Monsieur Dufayels abartig laute Tröte riss Mathieu und Lucien in der Morgendämmerung aus dem Schlaf, zusammen mit allen anderen Mitschülern. Man konnte durch die Zeltwände das Murren der anderen hören und der Rothaarige zog sich die bunte Decke über den Kopf, unwillig zappelnd.
»Kann der uns nicht in Ruhe lassen?«, fauchte es unter dem Stoff und Mathieu streckte sich. Sein Knöchel tat noch immer weh und er konnte ihn nicht gut bewegen.
»Vielleicht können wir weiter schlafen, wenn die anderen erst weg sind«, murmelte der Blonde und rieb sich über den Nacken.
Lucien zog sich die Decke vom Kopf und zerwühlte damit sein blutrotes Haar. »Das glaube ich erst, wenn ich es sehe. Wahrscheinlich dürfen wir Geschirr waschen und den Grill putzen und das Essen machen und solche Chosen.«
»Hoffentlich wird es heute etwas wärmer. Mir ist immer noch kalt.« Wie zur Bestätigung nieste Mathieu heftig und wischte sich über die Nase.

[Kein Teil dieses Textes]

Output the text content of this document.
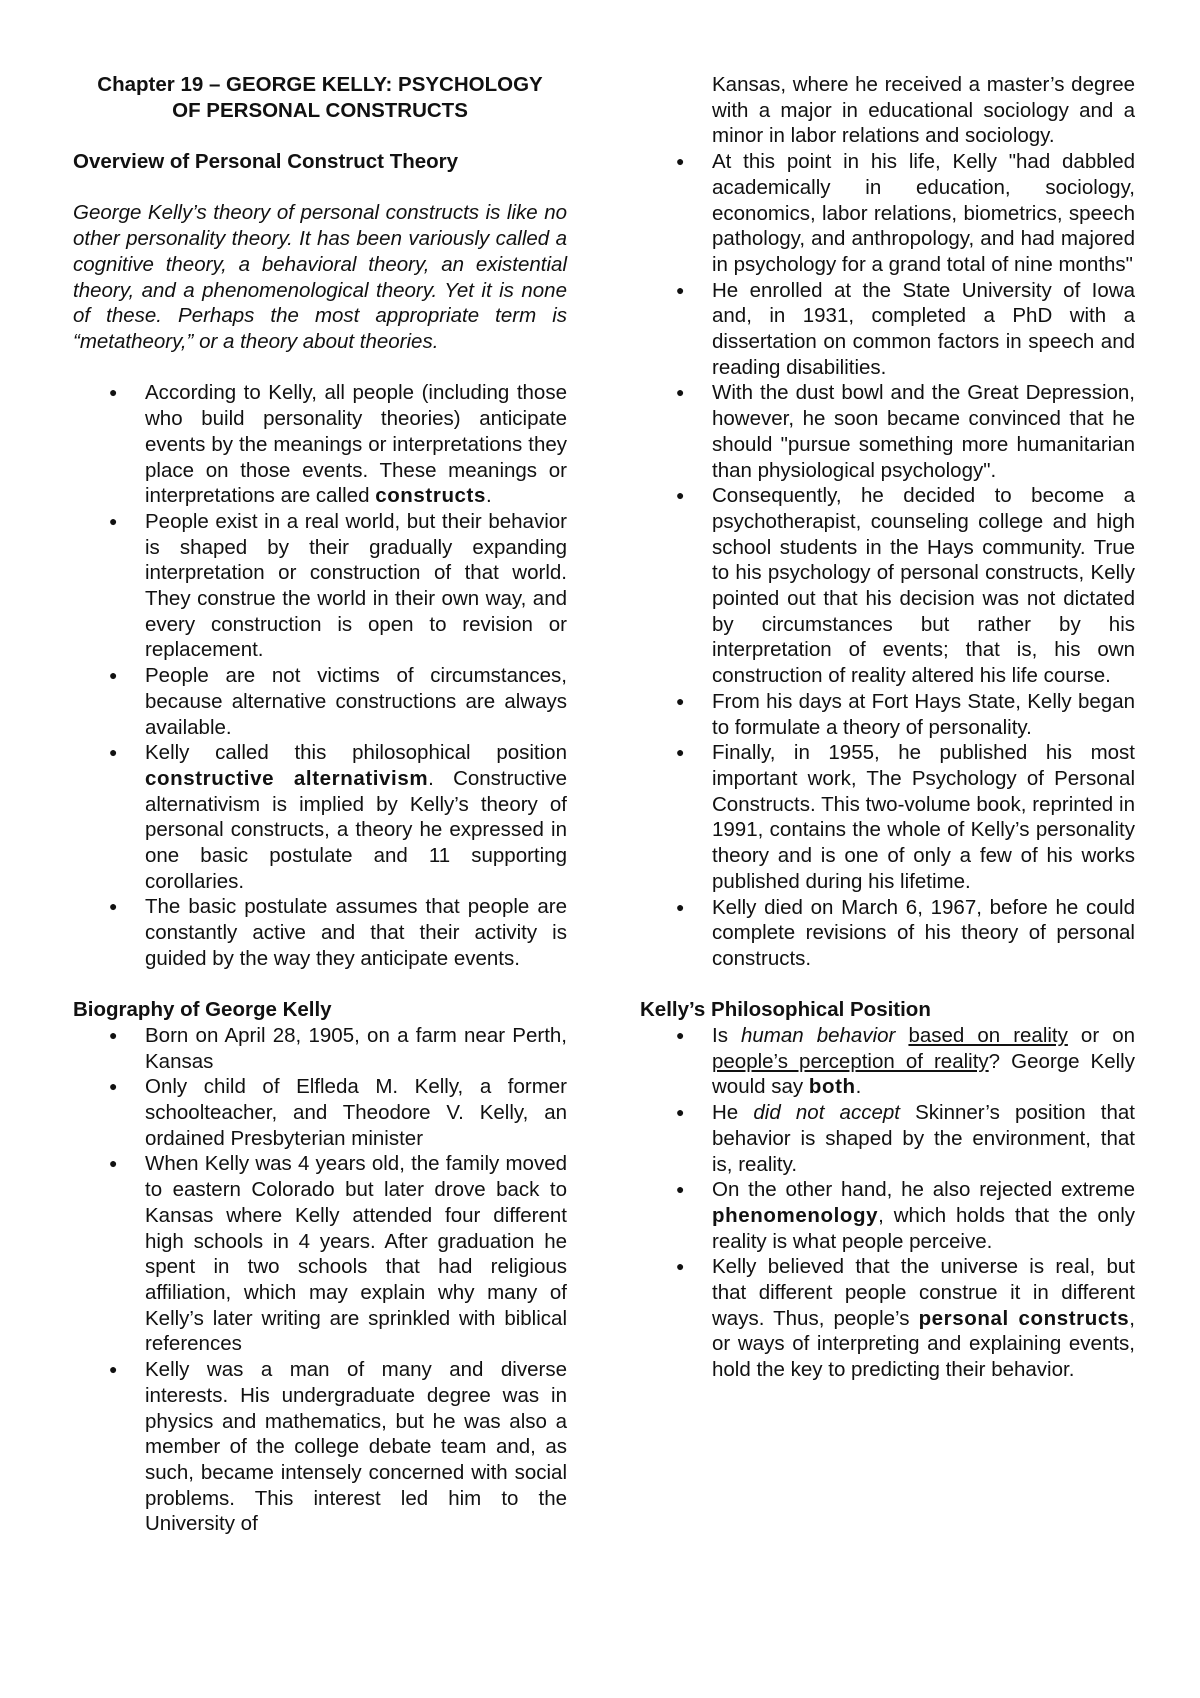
Chapter 19 – GEORGE KELLY: PSYCHOLOGY
OF PERSONAL CONSTRUCTS

Overview of Personal Construct Theory

George Kelly’s theory of personal constructs is like no other personality theory. It has been variously called a cognitive theory, a behavioral theory, an existential theory, and a phenomenological theory. Yet it is none of these. Perhaps the most appropriate term is “metatheory,” or a theory about theories.

● According to Kelly, all people (including those who build personality theories) anticipate events by the meanings or interpretations they place on those events. These meanings or interpretations are called constructs.
● People exist in a real world, but their behavior is shaped by their gradually expanding interpretation or construction of that world. They construe the world in their own way, and every construction is open to revision or replacement.
● People are not victims of circumstances, because alternative constructions are always available.
● Kelly called this philosophical position constructive alternativism. Constructive alternativism is implied by Kelly’s theory of personal constructs, a theory he expressed in one basic postulate and 11 supporting corollaries.
● The basic postulate assumes that people are constantly active and that their activity is guided by the way they anticipate events.

Biography of George Kelly

● Born on April 28, 1905, on a farm near Perth, Kansas
● Only child of Elfleda M. Kelly, a former schoolteacher, and Theodore V. Kelly, an ordained Presbyterian minister
● When Kelly was 4 years old, the family moved to eastern Colorado but later drove back to Kansas where Kelly attended four different high schools in 4 years. After graduation he spent in two schools that had religious affiliation, which may explain why many of Kelly’s later writing are sprinkled with biblical references
● Kelly was a man of many and diverse interests. His undergraduate degree was in physics and mathematics, but he was also a member of the college debate team and, as such, became intensely concerned with social problems. This interest led him to the University of

Kansas, where he received a master’s degree with a major in educational sociology and a minor in labor relations and sociology.

● At this point in his life, Kelly "had dabbled academically in education, sociology, economics, labor relations, biometrics, speech pathology, and anthropology, and had majored in psychology for a grand total of nine months"
● He enrolled at the State University of Iowa and, in 1931, completed a PhD with a dissertation on common factors in speech and reading disabilities.
● With the dust bowl and the Great Depression, however, he soon became convinced that he should "pursue something more humanitarian than physiological psychology".
● Consequently, he decided to become a psychotherapist, counseling college and high school students in the Hays community. True to his psychology of personal constructs, Kelly pointed out that his decision was not dictated by circumstances but rather by his interpretation of events; that is, his own construction of reality altered his life course.
● From his days at Fort Hays State, Kelly began to formulate a theory of personality.
● Finally, in 1955, he published his most important work, The Psychology of Personal Constructs. This two-volume book, reprinted in 1991, contains the whole of Kelly’s personality theory and is one of only a few of his works published during his lifetime.
● Kelly died on March 6, 1967, before he could complete revisions of his theory of personal constructs.

Kelly’s Philosophical Position

● Is human behavior based on reality or on people’s perception of reality? George Kelly would say both.
● He did not accept Skinner’s position that behavior is shaped by the environment, that is, reality.
● On the other hand, he also rejected extreme phenomenology, which holds that the only reality is what people perceive.
● Kelly believed that the universe is real, but that different people construe it in different ways. Thus, people’s personal constructs, or ways of interpreting and explaining events, hold the key to predicting their behavior.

Lucien zog die Braue hoch und grinste. »Gesundheit ...«
»Verzeihung.« Der Schulsprecher schob sich wackelig aus seinem Himalaya-Schlafsack und zischte. Der versehrte Knöchel war dick angeschwollen und hatte eine unschöne lila-blaue Farbe angenommen.
»Das sieht ehrlich nicht gut aus. Vielleicht sollte der Doc hier dir nen Stützverband oder so machen.«
»Wäre vielleicht keine schlechte Idee. Toll. Der Ausflug ist für den Lokus. Das wird nie besser, bis wir wieder heim müssen.«
»Klingt beinahe so, als hättest du echt Bock auf dieses Naturburschenzeug gehabt?«
Mathieu nickte. »Wenn ich mit meinen Eltern verreise, geht es immer in elegante Hotels. Nichts gegen den Komfort, das ist toll, denn ich hasse Camping. Aber Wandern, Klettern und Schnipseljagden gibt es da nicht ...«
»Schnipseljagd?«
Der Schulsprecher versuchte, sich eine Jeans über die Beine zu ziehen, was ihm mehr schlecht als recht gelang. Er blickte zu Lucien, der inzwischen aufrecht saß und unverschämt laut gähnte.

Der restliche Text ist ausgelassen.